As editoras não têm considerado essas edições?
Algumas sim, outras não, e basicamente por razões económicas. De facto, é mais barato reproduzir infinitamente e também dá menos trabalho. Há quem invoque a questão dos direitos de autor, mas isso é apenas uma má desculpa, porque os direitos de Eça de Queirós estão em domínio público. A editora pode usar edições críticas sem ter de pagar um tostão nem à Imprensa Nacional nem à família de Eça. Se não usa, é por preguiça - porque usar edições críticas obriga a recompor o texto e não apenas a fazer uma reprodução fotomecânica - ou por razões económicas. Isto merece uma reflexão. A nossa ideia de património baseia-se muito no património físico - nas capelas românicas, nos quadros do séc. XVI e por aí fora. Se alguém estragar um monumento, uma escultura, uma pintura, uma capela ou a fachada de uma catedral, essa pessoa é responsabilizada e a comunidade indigna-se. Mas parece que as obras dos escritores não cabem neste critério e que portanto podem ser estragadas ao longo dos anos, que não há problema nenhum e ninguém se preocupa.


De que modo é que a leitura de notas escritas por Eça e da correspondência que ele trocou com personalidades suas contemporâneas contribuiu para fixação do texto?
Nesses documentos e cartas percebemos as voltas que o texto deu e os acidentes que conheceu. Três capítulos de “Os Maias” estiveram perdidos na tipografia, ninguém sabia onde estavam. Ou seja, o livro podia nem sequer ter sido publicado. Todos esses acidentes e todas essas orientaçoes que o escritor dá, a ajuda que pede aos amigos, como a Ramalhão Ortigão, e os pedidos que faz à tipografia para rever a obra, têm um valor muito grande para nós, ajudam-nos a reconstruir a história do texto.

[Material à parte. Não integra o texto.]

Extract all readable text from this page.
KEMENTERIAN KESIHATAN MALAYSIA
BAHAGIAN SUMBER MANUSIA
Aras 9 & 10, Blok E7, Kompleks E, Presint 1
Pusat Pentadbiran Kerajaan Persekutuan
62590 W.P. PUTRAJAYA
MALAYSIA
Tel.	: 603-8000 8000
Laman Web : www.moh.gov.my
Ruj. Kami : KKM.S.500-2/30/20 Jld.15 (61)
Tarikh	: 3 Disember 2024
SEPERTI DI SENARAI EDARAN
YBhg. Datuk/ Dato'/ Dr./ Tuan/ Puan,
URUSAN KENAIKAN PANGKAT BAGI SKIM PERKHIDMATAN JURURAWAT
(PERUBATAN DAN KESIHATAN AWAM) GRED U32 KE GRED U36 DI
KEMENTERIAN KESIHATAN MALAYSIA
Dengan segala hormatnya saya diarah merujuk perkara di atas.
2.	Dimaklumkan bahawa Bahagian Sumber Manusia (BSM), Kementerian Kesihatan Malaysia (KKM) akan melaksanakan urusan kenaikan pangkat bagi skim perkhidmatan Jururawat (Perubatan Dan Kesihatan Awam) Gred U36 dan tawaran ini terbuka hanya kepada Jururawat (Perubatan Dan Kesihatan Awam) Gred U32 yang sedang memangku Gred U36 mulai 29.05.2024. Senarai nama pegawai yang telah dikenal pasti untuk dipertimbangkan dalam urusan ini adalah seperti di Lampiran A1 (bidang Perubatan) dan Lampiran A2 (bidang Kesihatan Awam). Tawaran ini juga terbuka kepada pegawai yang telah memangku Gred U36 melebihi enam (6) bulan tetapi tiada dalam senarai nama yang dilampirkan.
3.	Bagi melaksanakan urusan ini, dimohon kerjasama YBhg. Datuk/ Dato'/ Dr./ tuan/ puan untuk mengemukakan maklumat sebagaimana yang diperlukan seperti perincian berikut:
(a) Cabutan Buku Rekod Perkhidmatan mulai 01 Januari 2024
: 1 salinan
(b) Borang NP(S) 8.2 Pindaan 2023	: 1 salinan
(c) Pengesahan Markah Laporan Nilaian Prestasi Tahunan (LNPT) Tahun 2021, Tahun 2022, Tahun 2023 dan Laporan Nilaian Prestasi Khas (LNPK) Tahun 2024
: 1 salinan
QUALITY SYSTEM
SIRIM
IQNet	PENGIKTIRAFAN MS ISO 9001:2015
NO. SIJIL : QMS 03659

Além desses acidentes e incidentes, e das dificuldades variadas associadas à escrita desta obra, o que mais revelam essas cartas
Revelam que, a partir de certa altura, no princípio dos anos 80, Eça percebe que este tema é de facto extremamente importante. E claramente resolve escrever o romance da vida dele. A história de “Os Maias” é muito complexa, com cenários muito amplos e muitas personagens, como de resto acontecia com os escritores daquela época. E Eça não tinha toda a disponibilidade para se dedicar ao romance, à ficção; escrevia inclusive para jornais para ganhar dinheiro. No meio disto tudo, e enquanto escreve o livro, atravessam-se vários projetos pelo seu caminho, como o romance “A Relíquia”. Tudo isto atrasou o processo. Refira-se também que, paradoxalmente, “Os Maias” são provavelmente o romance relativamente ao qual Eça de Queirós vai revelando ter mais dúvidas.


Que tipo de dúvidas?
Dúvidas do género - será que é isto que eu quero? Será que as pessoas vão entender isto? E de facto, na época, muita gente não entendeu. A obra era realmente muito ambiciosa. Está para além da dimensão de Portugal.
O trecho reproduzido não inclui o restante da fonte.